Hercules & Love Affair - "Painted Eyes" (Radio Edit) (MP3)
Despite his chosen moniker, Andy Butler is more a Sisyphus than a Hercules. After two years of work, he has put out an album that is sure to whittle down his already modest fanbase. Unlike Robyn, another artist whose sophisticated dance music deserves to be more popular than it is, but who has at least found an intense cult following in the gay community, Hercules and Love Affair is not only too gay to appeal to a mainstream dance floor, but also too oddball to appeal to a gay one. With Blue Songs, Butler has written an album sure to make a certain subset of music critics and Brooklynites very happy. But if a song like “Blind” off of Hercules and Love Affair couldn’t break Butler out, nothing on Blue Songs will either.
DJ-cum-vocalist Kim Ann Foxman is the only debut-album alum on Blue Songs. Antony Hegarty (of Antony and the Johnsons) and Nu-disco singer Nomi Ruiz, who largely defined the sound Hercules and Love Affair, are absent. Butler has always planned on keeping Hercules and Love Affair an entity with a rotating cast of vocalists. Venezuelan singer/producer Aerea Negrot and H&LA-superfan Shaun Wright do the heavy lifting this time around, with Foxman and Bloc Party’s Kele Okereke thrown in sparingly. As such, Blue Songs has a completely different vocal timbre.
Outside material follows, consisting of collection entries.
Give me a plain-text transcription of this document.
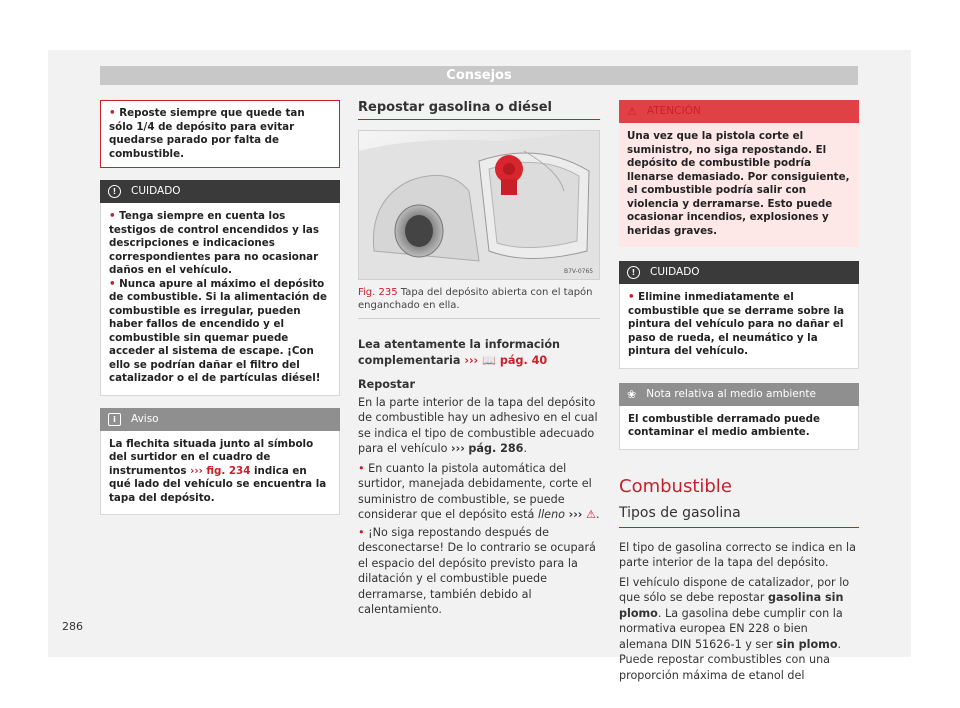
Consejos
• Reposte siempre que quede tan sólo 1/4 de depósito para evitar quedarse parado por falta de combustible.
!	CUIDADO

• Tenga siempre en cuenta los testigos de control encendidos y las descripciones e indicaciones correspondientes para no ocasionar daños en el vehículo.

• Nunca apure al máximo el depósito de combustible. Si la alimentación de combustible es irregular, pueden haber fallos de encendido y el combustible sin quemar puede acceder al sistema de escape. ¡Con ello se podrían dañar el filtro del catalizador o el de partículas diésel!

i	Aviso
La flechita situada junto al símbolo del surtidor en el cuadro de instrumentos ››› fig. 234 indica en qué lado del vehículo se encuentra la tapa del depósito.
Repostar gasolina o diésel
B7V-0765
Fig. 235 Tapa del depósito abierta con el tapón enganchado en ella.

Lea atentamente la información complementaria ››› 📖 pág. 40

Repostar

En la parte interior de la tapa del depósito de combustible hay un adhesivo en el cual se indica el tipo de combustible adecuado para el vehículo ››› pág. 286.

• En cuanto la pistola automática del surtidor, manejada debidamente, corte el suministro de combustible, se puede considerar que el depósito está lleno ››› ⚠.

• ¡No siga repostando después de desconectarse! De lo contrario se ocupará el espacio del depósito previsto para la dilatación y el combustible puede derramarse, también debido al calentamiento.

⚠ ATENCIÓN
Una vez que la pistola corte el suministro, no siga repostando. El depósito de combustible podría llenarse demasiado. Por consiguiente, el combustible podría salir con violencia y derramarse. Esto puede ocasionar incendios, explosiones y heridas graves.
!	CUIDADO
• Elimine inmediatamente el combustible que se derrame sobre la pintura del vehículo para no dañar el paso de rueda, el neumático y la pintura del vehículo.
❀ Nota relativa al medio ambiente
El combustible derramado puede contaminar el medio ambiente.
Combustible
Tipos de gasolina

El tipo de gasolina correcto se indica en la parte interior de la tapa del depósito.

El vehículo dispone de catalizador, por lo que sólo se debe repostar gasolina sin plomo. La gasolina debe cumplir con la normativa europea EN 228 o bien alemana DIN 51626-1 y ser sin plomo. Puede repostar combustibles con una proporción máxima de etanol del

286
Yet Blue Songs is unmistakably a Hercules and Love Affair album. As he did on Hercules and Love Affair, Butler borrows from recognizable elements of past dance eras and transforms them into a whole new genre. While he still mines 70s disco – from the bright horns on “Painted Eyes” and “Falling” to the pumping bass line of “Answers Come in Dreams” – Blue Songs leaps a decade into the future, from Philly to Chicago, and heavily references late-80s/early-90s house music.
Forget Paris, Williamsburg is burning on Blue Songs. These are songs for hipster drag queens (who exist, at least in New York City) to vogue to at sweaty drag balls (which still exist, also in New York City). The melancholy implied by the album’s title is total misdirection. Yes, there are some quiet tracks on the album, but as a whole Blue Songs is as upbeat and Technicolor as the debut. The best of the bangers is “Falling,” which sounds like an upside-down sequel to “Raise Me Up.” Shaun Wright is no Antony, but his regal voice is forceful and it manages to further propel an already propulsive track. “Visitor,” a Negrot-lead track, is another standout. She sings “I am not a visitor,” but her sultry accent betrays her and communicates pure exotica, not to mention erotica, instead.
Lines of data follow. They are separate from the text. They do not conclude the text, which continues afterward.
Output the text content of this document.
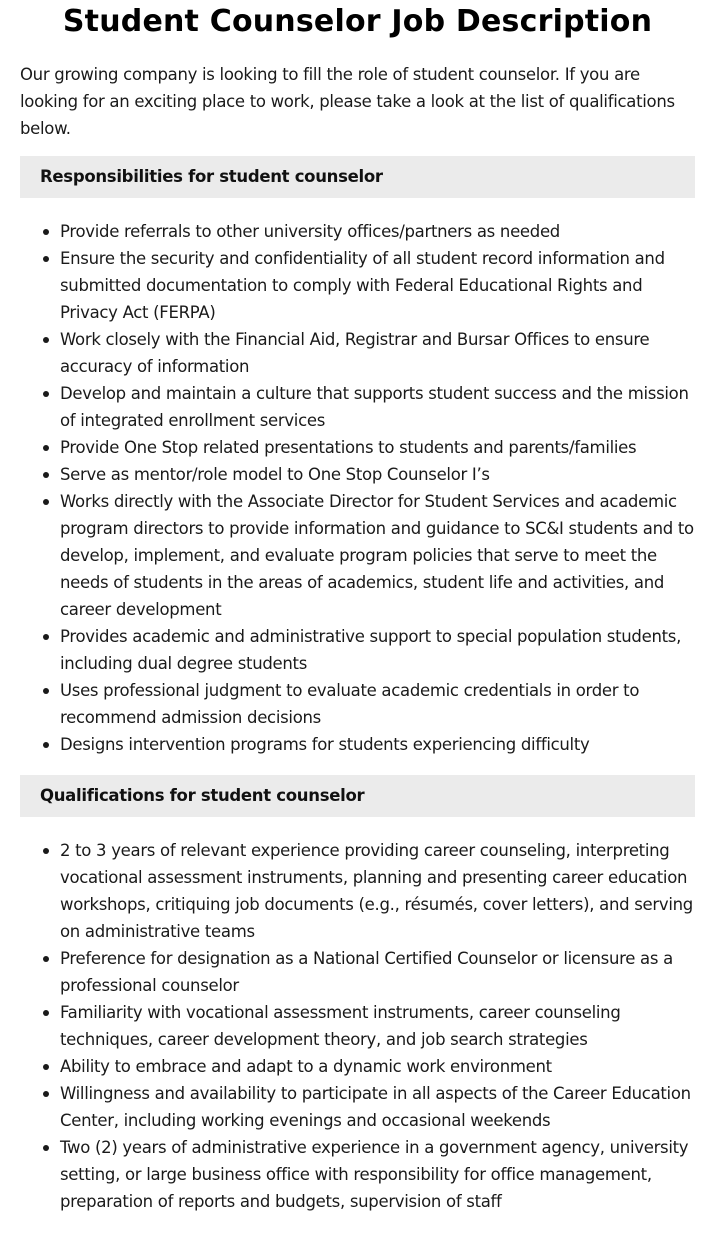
Student Counselor Job Description

Our growing company is looking to fill the role of student counselor. If you are looking for an exciting place to work, please take a look at the list of qualifications below.

Responsibilities for student counselor
Provide referrals to other university offices/partners as needed
Ensure the security and confidentiality of all student record information and submitted documentation to comply with Federal Educational Rights and Privacy Act (FERPA)
Work closely with the Financial Aid, Registrar and Bursar Offices to ensure accuracy of information
Develop and maintain a culture that supports student success and the mission of integrated enrollment services
Provide One Stop related presentations to students and parents/families
Serve as mentor/role model to One Stop Counselor I’s
Works directly with the Associate Director for Student Services and academic program directors to provide information and guidance to SC&I students and to develop, implement, and evaluate program policies that serve to meet the needs of students in the areas of academics, student life and activities, and career development
Provides academic and administrative support to special population students, including dual degree students
Uses professional judgment to evaluate academic credentials in order to recommend admission decisions
Designs intervention programs for students experiencing difficulty
Qualifications for student counselor
2 to 3 years of relevant experience providing career counseling, interpreting vocational assessment instruments, planning and presenting career education workshops, critiquing job documents (e.g., résumés, cover letters), and serving on administrative teams
Preference for designation as a National Certified Counselor or licensure as a professional counselor
Familiarity with vocational assessment instruments, career counseling techniques, career development theory, and job search strategies
Ability to embrace and adapt to a dynamic work environment
Willingness and availability to participate in all aspects of the Career Education Center, including working evenings and occasional weekends
Two (2) years of administrative experience in a government agency, university setting, or large business office with responsibility for office management, preparation of reports and budgets, supervision of staff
Where Hercules and Love Affair had the epic “Blind” as its centerpiece, Blue Songs is anchored by two ballads, “Boy Blue” and “Blue Song.” Butler has flirted with the ballad before (see “Iris”), but he has never recorded anything as hushed and lovely as these two tracks. “Boy Blue” is almost completely acoustic, with guitar, flute, and muted trumpet providing the background for an open-throated Wright vocal. “Blue Song,” which Butler notably sings on, is dreamy and ethereal: crickets chirp, the polyrhythm of the percussion saunters, and an impressionistic clarinet evokes the spare soundtrack to a modernist play. At first, these tracks seem to interrupt the flow of what is ostensibly a party record. But with repeated listens, it becomes clear that they’re meant to provide a respite, a wiping of the brow, before the album launches into the shenanigans that follow.
If Blue Songs doesn’t live up to Hercules and Love Affair – and it doesn’t – it’s only because the standard set by the latter is unreasonably high. That said, Blue Songs confirms Butler’s artistic stature. His marvelous debut wasn’t a fluke. Andy Butler is indeed a prodigious talent, even if few will notice or care.